Cette espèce invasive, originaire de la côte atlantique d’Amérique du Nord, est présente depuis des années en Méditerranée, mais ces derniers mois sa multiplication accélérée est devenue un sérieux problème sur la côte adriatique près de Venise.
« Les crabes bleus dévorent tout. Cette lagune est en train de devenir un désert », se lamente Gianluca Travaglia, un producteur de palourdes et de moules de 52 ans.
Il a repris l’activité de son père et de son grand-père sur la lagune de Scardovari, l’une des branches de l’estuaire du Pô, le plus grand fleuve d’Italie qui se jette dans la mer Adriatique.
« Chaque jour qui passe nous en pêchons de plus en plus, je ne sais pas quoi faire », confesse impuissant à l’AFP le pêcheur en guidant son bateau sur la lagune.
Ses confrères sont confrontés à la même situation: « ils ne peuvent même plus utiliser leurs filets car les crabes viennent dessus et en cassent les fils! ».
– Subventions –
Le gouvernement a débloqué la semaine dernière 2,9 millions d’euros pour faire face à ce que le ministre de l’Agriculture Francesco Lollobrigida a présenté comme une « situation critique ».
Cet argent est destiné à fournir « des incitations économiques » à ceux qui pêchent et se débarrassent des crabes bleus, qui se multiplient de manière « dangereuse », a-t-il expliqué, notant que les eaux italiennes ne comptent pas de prédateur naturel friand de cette espèce.
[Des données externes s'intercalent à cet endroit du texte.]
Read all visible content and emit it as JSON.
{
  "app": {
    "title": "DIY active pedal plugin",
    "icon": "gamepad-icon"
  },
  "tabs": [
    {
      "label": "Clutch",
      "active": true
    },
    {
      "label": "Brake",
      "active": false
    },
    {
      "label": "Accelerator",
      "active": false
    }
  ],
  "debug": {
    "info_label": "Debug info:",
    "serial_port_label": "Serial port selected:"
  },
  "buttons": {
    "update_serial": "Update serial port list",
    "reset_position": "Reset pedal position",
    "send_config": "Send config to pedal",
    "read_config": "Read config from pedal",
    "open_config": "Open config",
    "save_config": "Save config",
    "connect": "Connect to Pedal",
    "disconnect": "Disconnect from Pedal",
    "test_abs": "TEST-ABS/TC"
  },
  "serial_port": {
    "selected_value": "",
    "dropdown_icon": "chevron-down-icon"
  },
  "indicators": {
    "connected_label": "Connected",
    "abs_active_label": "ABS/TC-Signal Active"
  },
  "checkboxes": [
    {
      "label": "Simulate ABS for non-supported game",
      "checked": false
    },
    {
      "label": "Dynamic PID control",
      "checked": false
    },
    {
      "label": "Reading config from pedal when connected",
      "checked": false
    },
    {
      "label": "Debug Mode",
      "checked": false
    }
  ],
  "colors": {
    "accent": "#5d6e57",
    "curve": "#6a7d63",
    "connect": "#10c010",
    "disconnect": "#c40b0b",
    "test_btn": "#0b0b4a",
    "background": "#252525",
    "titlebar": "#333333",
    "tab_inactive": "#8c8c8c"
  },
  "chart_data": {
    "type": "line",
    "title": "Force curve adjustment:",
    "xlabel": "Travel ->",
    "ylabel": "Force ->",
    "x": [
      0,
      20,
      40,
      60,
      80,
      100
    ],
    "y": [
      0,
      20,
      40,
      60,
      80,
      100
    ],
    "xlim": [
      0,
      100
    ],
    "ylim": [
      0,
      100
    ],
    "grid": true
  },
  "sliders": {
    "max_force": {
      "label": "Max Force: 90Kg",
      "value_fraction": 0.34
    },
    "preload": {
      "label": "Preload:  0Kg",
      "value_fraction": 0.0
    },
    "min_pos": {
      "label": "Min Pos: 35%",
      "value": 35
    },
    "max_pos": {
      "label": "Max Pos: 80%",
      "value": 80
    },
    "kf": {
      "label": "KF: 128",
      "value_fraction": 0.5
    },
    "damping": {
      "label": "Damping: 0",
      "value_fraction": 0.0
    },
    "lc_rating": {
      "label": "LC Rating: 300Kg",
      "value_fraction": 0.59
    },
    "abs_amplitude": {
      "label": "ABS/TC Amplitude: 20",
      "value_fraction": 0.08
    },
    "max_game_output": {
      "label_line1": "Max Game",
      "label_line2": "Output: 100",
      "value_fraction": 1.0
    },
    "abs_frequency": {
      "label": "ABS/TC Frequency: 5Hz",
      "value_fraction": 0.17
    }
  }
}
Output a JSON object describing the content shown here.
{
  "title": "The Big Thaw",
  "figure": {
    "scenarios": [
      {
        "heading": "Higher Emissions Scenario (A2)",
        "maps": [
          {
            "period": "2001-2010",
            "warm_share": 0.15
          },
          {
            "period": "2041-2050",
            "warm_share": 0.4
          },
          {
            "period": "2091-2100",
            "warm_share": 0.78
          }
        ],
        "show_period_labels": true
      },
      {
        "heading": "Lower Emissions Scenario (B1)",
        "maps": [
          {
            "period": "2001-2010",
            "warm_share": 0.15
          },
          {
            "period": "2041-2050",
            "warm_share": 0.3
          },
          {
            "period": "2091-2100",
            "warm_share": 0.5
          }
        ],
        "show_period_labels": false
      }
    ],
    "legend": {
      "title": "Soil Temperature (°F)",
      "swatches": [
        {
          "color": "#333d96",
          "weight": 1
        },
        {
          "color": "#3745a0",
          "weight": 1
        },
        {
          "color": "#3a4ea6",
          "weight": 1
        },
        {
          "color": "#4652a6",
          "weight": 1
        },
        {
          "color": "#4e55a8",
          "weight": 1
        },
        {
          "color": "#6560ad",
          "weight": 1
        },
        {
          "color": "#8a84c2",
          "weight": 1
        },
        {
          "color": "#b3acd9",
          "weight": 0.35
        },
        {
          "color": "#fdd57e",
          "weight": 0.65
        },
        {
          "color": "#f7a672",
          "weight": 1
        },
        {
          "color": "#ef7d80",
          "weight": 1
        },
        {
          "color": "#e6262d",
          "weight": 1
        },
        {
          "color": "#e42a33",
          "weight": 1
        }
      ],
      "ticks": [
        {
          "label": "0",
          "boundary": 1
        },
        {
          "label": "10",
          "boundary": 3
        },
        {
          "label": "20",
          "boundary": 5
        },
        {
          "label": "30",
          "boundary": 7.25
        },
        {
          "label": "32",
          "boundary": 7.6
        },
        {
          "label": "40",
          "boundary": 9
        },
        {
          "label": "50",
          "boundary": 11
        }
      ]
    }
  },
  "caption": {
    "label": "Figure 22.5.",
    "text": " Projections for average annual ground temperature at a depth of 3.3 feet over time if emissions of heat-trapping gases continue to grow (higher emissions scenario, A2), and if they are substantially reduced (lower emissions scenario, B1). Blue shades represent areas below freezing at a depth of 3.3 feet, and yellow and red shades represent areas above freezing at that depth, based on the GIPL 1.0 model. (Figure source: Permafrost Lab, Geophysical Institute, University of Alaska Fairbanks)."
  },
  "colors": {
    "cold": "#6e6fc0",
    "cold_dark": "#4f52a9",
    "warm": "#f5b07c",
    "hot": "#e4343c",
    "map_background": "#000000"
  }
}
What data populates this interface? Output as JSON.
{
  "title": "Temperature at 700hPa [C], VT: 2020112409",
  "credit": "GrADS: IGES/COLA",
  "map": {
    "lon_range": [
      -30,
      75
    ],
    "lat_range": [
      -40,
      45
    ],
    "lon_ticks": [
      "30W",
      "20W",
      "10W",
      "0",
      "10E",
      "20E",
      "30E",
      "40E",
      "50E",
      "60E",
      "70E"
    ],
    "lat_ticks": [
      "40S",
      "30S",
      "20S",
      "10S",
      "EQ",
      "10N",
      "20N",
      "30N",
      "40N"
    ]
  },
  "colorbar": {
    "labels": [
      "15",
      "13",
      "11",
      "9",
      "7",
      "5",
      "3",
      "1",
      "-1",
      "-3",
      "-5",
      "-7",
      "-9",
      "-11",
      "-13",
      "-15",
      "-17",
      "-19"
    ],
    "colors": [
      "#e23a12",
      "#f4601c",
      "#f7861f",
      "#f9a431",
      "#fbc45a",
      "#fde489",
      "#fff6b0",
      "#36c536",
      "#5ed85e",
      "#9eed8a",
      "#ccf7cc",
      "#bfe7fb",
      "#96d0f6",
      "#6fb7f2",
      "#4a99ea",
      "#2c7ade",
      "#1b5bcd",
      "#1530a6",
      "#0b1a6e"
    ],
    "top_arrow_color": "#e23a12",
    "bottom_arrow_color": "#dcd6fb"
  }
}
Coldiretti, la principale organisation représentant le secteur agricole, a dénoncé de son côté une « invasion » causée par le changement climatique. Cette espèce « extermine les palourdes, les moules, les oeufs, d’autres poissons et mollusques, mettant en danger la survie de 3.000 entreprises dans le delta du Pô », s’est-elle inquiétée.
A partir des côtes américaines, les crabes bleus (dont le nom scientifique est « callinectes sapidus ») se sont répandus à travers le monde, vraisemblablement à travers les eaux de ballast des navires.
Depuis plusieurs années, les pêcheurs travaillant de l’Albanie à l’Espagne en passant par la France ont pu constater la présence de cette espèce allogène, qui affecte l’équilibre naturel de la faune autochtone.
Excellents nageurs, ils peuvent peser jusqu’à un kilo et mangent presque tout en utilisant leurs pinces effilées de couleur bleue, particulièrement bien adaptées pour ouvrir les coquilles des palourdes.
– Spaghetti au crabe bleu –
A Eraclea, une autre ville côtière à l’est de Venise, un restaurateur a décidé d’explorer les utilisations culinaires de ce nouvel ingrédient à la chair savoureuse.
« On peut préparer de nombreux plats avec le crabe bleu », se réjouit Luca Faraon, alors que ses clients dégustent des spaghetti au crabe bleu cuisiné avec de l’ail, des tomates cerise et du persil.
« Nous cherchons encore comment l’utiliser dans un dessert », plaisante le restaurateur de 58 ans.
Aux Etats-Unis, dans la baie de Chesapeake, près de Washington, le crabe bleu est très prisé.
Lors d’une réunion avec les représentants du secteur la semaine dernière, le ministre de l’Agriculture, même s’il reconnaît la gravité de la situation, a préféré mettre l’accent sur de possibles débouchés aux Etats-Unis et en Chine. « Les crabes bleus sont une grande ressource », a-t-il estimé en soulignant leur haute teneur en vitamine B12.
Cet optimisme n’est pas du tout partagé par Emanuele Rossetti, biologiste au sein du consortium de pêche Polesine, l’une des associations de conchyliculture (élevage de coquillages) les plus importantes en Europe.
Les palourdes, qui ne peuvent pas survivre dans un milieu envahi de crabes bleus, sont le coeur de métier de ses membres, explique-t-il, alors que le nombre de crabes bleus, présents dans la lagune depuis une quinzaine d’années, a augmenté de manière « exponentielle » au cours des derniers mois.
Au rythme où ils « dévorent les palourdes », il se dit « certain que les pêcheurs du consortium se retrouveront sans marchandise à vendre après décembre ».